Eşyanın Tesellisi: “Bazen ‘Bazan’ Mutlu Olmak”



 

“Sonra bir başka tuzluk dalgası geliyor, eski tuzlukların yerine, tıpkı sahile pek çok eşyayı vuran lodosun getirip bıraktığı eşyalar gibi yenilerini bırakıyor, insanların çoğu hayatlarının önemli bir zamanını birlikte geçirdikleri bu eşyalarla kurdukları duygusal ilişkileri bile fark edemeden onları unutuyorlardı.” (Sayfa 563)
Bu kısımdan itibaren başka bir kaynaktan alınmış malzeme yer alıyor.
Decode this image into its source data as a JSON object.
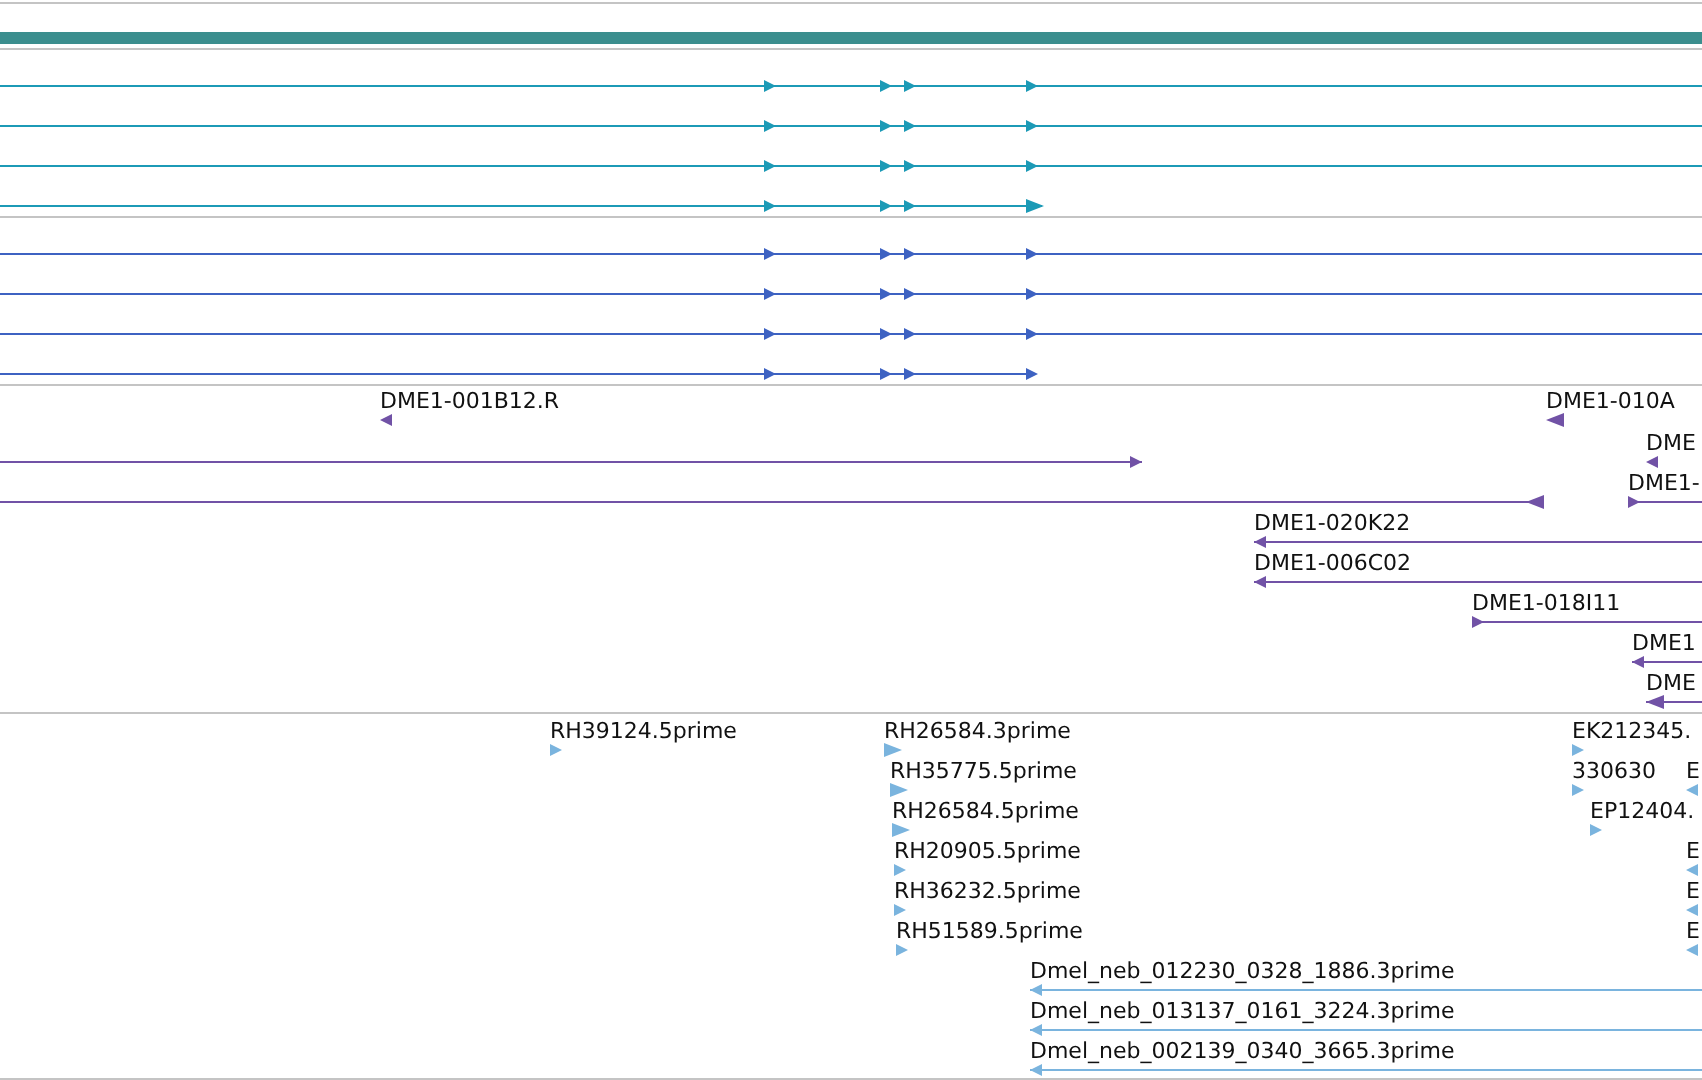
{
  "tracks": [
    {
      "kind": "bar",
      "color": "#3b8e8e"
    },
    {
      "kind": "transcripts",
      "color": "#1c9ab6",
      "features": [
        {
          "reverse": false
        },
        {
          "reverse": false
        },
        {
          "reverse": false
        },
        {
          "reverse": false
        }
      ]
    },
    {
      "kind": "transcripts",
      "color": "#3d62c2",
      "features": [
        {
          "reverse": false
        },
        {
          "reverse": false
        },
        {
          "reverse": false
        },
        {
          "reverse": false
        }
      ]
    },
    {
      "kind": "features",
      "color": "#7152a6",
      "features": [
        {
          "label": "DME1-001B12.R",
          "reverse": true
        },
        {
          "reverse": false
        },
        {
          "reverse": true
        },
        {
          "label": "DME1-010A",
          "reverse": true
        },
        {
          "label": "DME",
          "reverse": true
        },
        {
          "label": "DME1-",
          "reverse": false
        },
        {
          "label": "DME1-020K22",
          "reverse": true
        },
        {
          "label": "DME1-006C02",
          "reverse": true
        },
        {
          "label": "DME1-018I11",
          "reverse": false
        },
        {
          "label": "DME1",
          "reverse": true
        },
        {
          "label": "DME",
          "reverse": true
        }
      ]
    },
    {
      "kind": "features",
      "color": "#7ab4de",
      "features": [
        {
          "label": "RH39124.5prime",
          "reverse": false
        },
        {
          "label": "RH26584.3prime",
          "reverse": false
        },
        {
          "label": "EK212345.",
          "reverse": false
        },
        {
          "label": "RH35775.5prime",
          "reverse": false
        },
        {
          "label": "330630",
          "reverse": false
        },
        {
          "label": "E",
          "reverse": true
        },
        {
          "label": "RH26584.5prime",
          "reverse": false
        },
        {
          "label": "EP12404.",
          "reverse": false
        },
        {
          "label": "RH20905.5prime",
          "reverse": false
        },
        {
          "label": "E",
          "reverse": true
        },
        {
          "label": "RH36232.5prime",
          "reverse": false
        },
        {
          "label": "E",
          "reverse": true
        },
        {
          "label": "RH51589.5prime",
          "reverse": false
        },
        {
          "label": "E",
          "reverse": true
        },
        {
          "label": "Dmel_neb_012230_0328_1886.3prime",
          "reverse": true
        },
        {
          "label": "Dmel_neb_013137_0161_3224.3prime",
          "reverse": true
        },
        {
          "label": "Dmel_neb_002139_0340_3665.3prime",
          "reverse": true
        }
      ]
    }
  ]
}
Pamuk’un 592 sayfalık hacimli eseri Masumiyet Müzesi, 83 bölümden oluşur ve İstanbullu zengin Kemal’le, uzak akrabası yoksul Füsun’un ‘kırık’ aşk öyküsünü 1975’ten günümüze taşır. Bir müze kataloğu şeklinde tasvir edilmiş her bölüm, içinde o bölümü muhafaza eden eşyalarla özdeşleştirilerek öyküye döner ve 26 Mayıs 1975’te Merhamet Apartmanı’nın ikinci katındaki dairede açılan öykü şu giriş cümlelerini barındırır: “Hayatımın en mutlu anıymış, bilmiyordum. Bilseydim, bu mutluluğu koruyabilir, her şey de bambaşka gelişebilir miydi?” (Pamuk 11) 18 yaşındaki Füsun ve ondan on iki yaş büyük, 30 yaşındaki Kemal’in tutkulu bir sevişme sahnesini aktaran ilk bölümün sonrasında iki karakterin tanıştığı 27 Nisan 1975 akşamına dönülür. Kemal, Sibel’le nişanlanmak üzeredir. Şanzelize Butik’te gördükleri pahalı bir çantayı ertesi gün almaya giden Kemal, burada satış görevlisi olarak çalışan Füsun’u ve onun güzelliğini görür. Uzaktan akrabası olan Füsun’u tanır ve ondan etkilenir. “İçimden hayaletim çıkmış, bir cennet köşede Füsun’u kucaklamış öpüyordu.” (16)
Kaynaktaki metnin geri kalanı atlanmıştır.